The city of Savannah, Georgia plans to contribute $500,000 toward the renovation of a residential building that once hosted an African American art and culture museum.
Known as the Kiah house, the now-dilapidated property was formerly owned by Virgina Jackson Kiah, a venerated local artist and educator who transformed her home into a museum in 1959. The eclectic institution contained examples of hers and her husband Calvin's art, portraits of community leaders, materials from historic buildings, artefacts from the Civil War and antique furnishings dating back to the 1700s—many of which belonged to Kiah's mother, a former president of the Baltimore chapter of the NAACP, whose experiences with segregation informed her passion for collecting. Kiah’s mother’s house in Baltimore now operates as a Civil Rights following a $3m renovation sponsored by Morgan State University.
After Kiah died at age 90 in 2001, her house museum became the subject of a 15-year probate court battle that prevented the property from being sold and renovated. In 2017, a Savannah State University professor and former colleague of Calvin Kiah, Deborah Johnson-Simon, established the Friends of Kiah Museum group to raise awareness of the artist and her home, and started a GoFundMe fundraising campaign to create a historical marker. While a building named in Kiah’s honour by the Savannah College of Art and Design (SCAD) was fully restored, the Kiah house and museum continued to crumble for years, encumbered with “blight” taxes levied by the city and a dramatic legal feud involving Kiah's relatives, local officials and representatives of SCAD.

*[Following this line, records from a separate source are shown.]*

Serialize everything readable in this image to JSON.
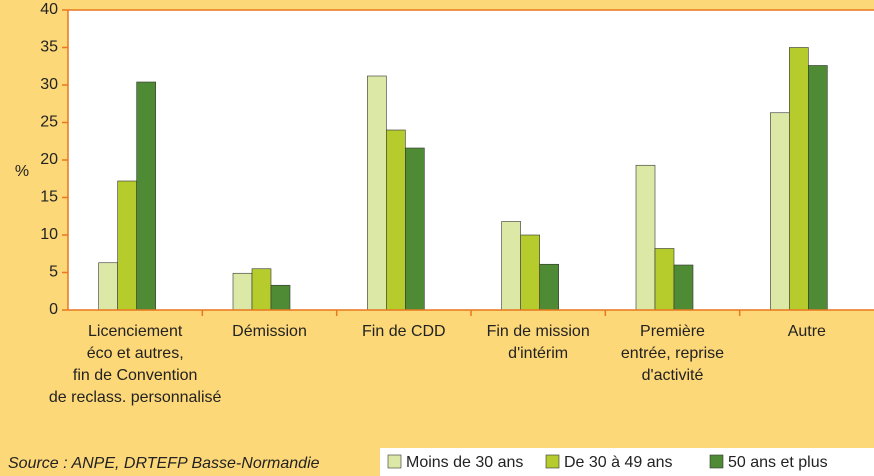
{
  "chart_data": {
    "type": "bar",
    "ylabel": "%",
    "categories": [
      [
        "Licenciement",
        "éco et autres,",
        "fin de Convention",
        "de reclass. personnalisé"
      ],
      [
        "Démission"
      ],
      [
        "Fin de CDD"
      ],
      [
        "Fin de mission",
        "d'intérim"
      ],
      [
        "Première",
        "entrée, reprise",
        "d'activité"
      ],
      [
        "Autre"
      ]
    ],
    "series": [
      {
        "name": "Moins de 30 ans",
        "color": "#dbe8a6",
        "values": [
          6.3,
          4.9,
          31.2,
          11.8,
          19.3,
          26.3
        ]
      },
      {
        "name": "De 30 à 49 ans",
        "color": "#b6cc2c",
        "values": [
          17.2,
          5.5,
          24.0,
          10.0,
          8.2,
          35.0
        ]
      },
      {
        "name": "50 ans et plus",
        "color": "#4f8a35",
        "values": [
          30.4,
          3.3,
          21.6,
          6.1,
          6.0,
          32.6
        ]
      }
    ],
    "ylim": [
      0,
      40
    ],
    "yticks": [
      0,
      5,
      10,
      15,
      20,
      25,
      30,
      35,
      40
    ],
    "source": "Source : ANPE, DRTEFP Basse-Normandie"
  }
}
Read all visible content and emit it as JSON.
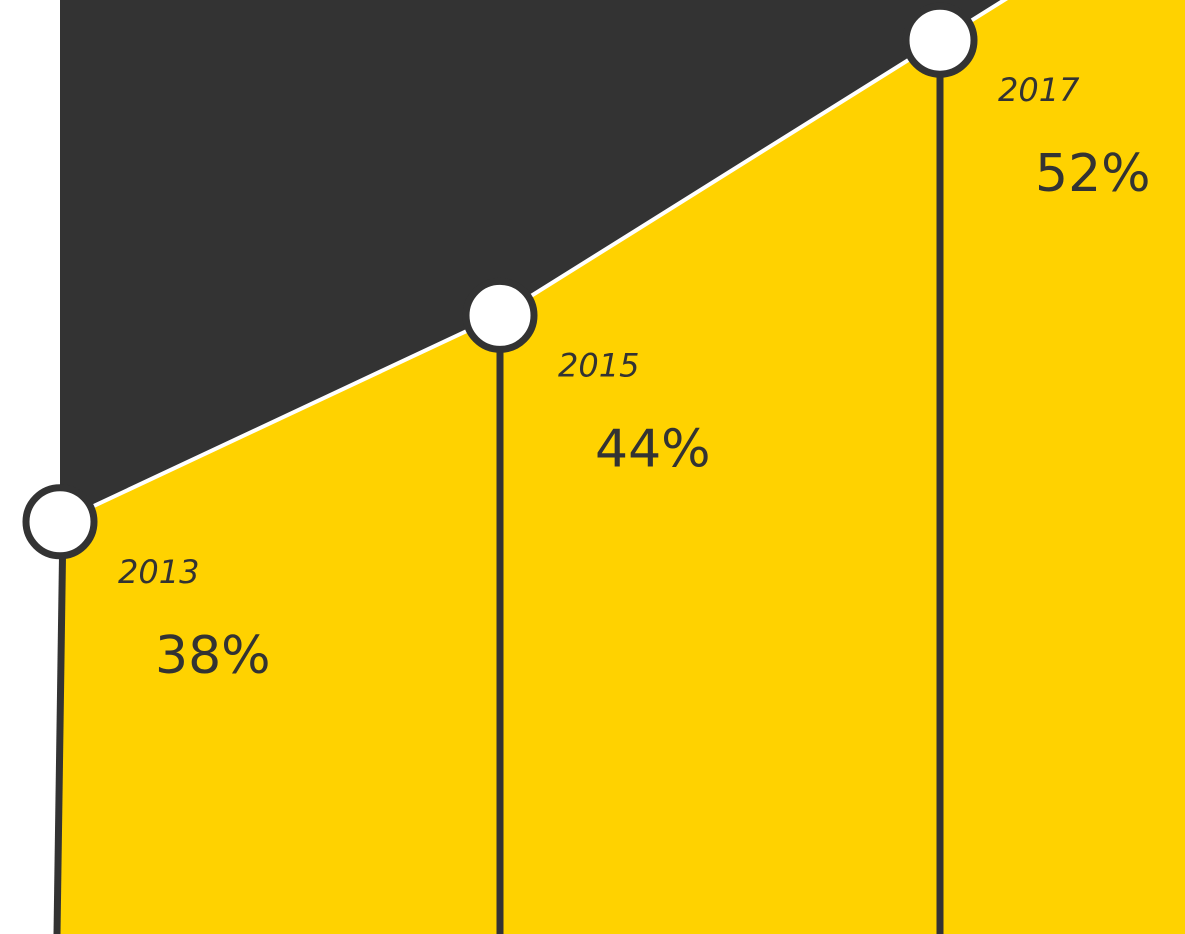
{
  "chart_data": {
    "type": "area",
    "categories": [
      "2013",
      "2015",
      "2017"
    ],
    "values": [
      38,
      44,
      52
    ],
    "value_labels": [
      "38%",
      "44%",
      "52%"
    ],
    "color": "#ffd200",
    "background_color": "#333333"
  }
}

In April 2022, following prolonged negotiations, the Historic Savannah Foundation bought the house and replaced its collapsing roof, but made its desire public for another entity to take ownership. In August of 2023, the city of Savannah joined forces with the Galvan Foundation and purchased the house for $100,000. The Foundation will fund the remainder of the restoration. City officials told the Associated Press that the new Kiah house will highlight African American art and include living and working space for artists.
"The day we went into the property and looked at the holes in the walls and the floor, but yet you could still feel the presence of Dr. Virginia Kiah and you could tell that there was still something very special here," Savannah mayor Van Johnson said in a statement.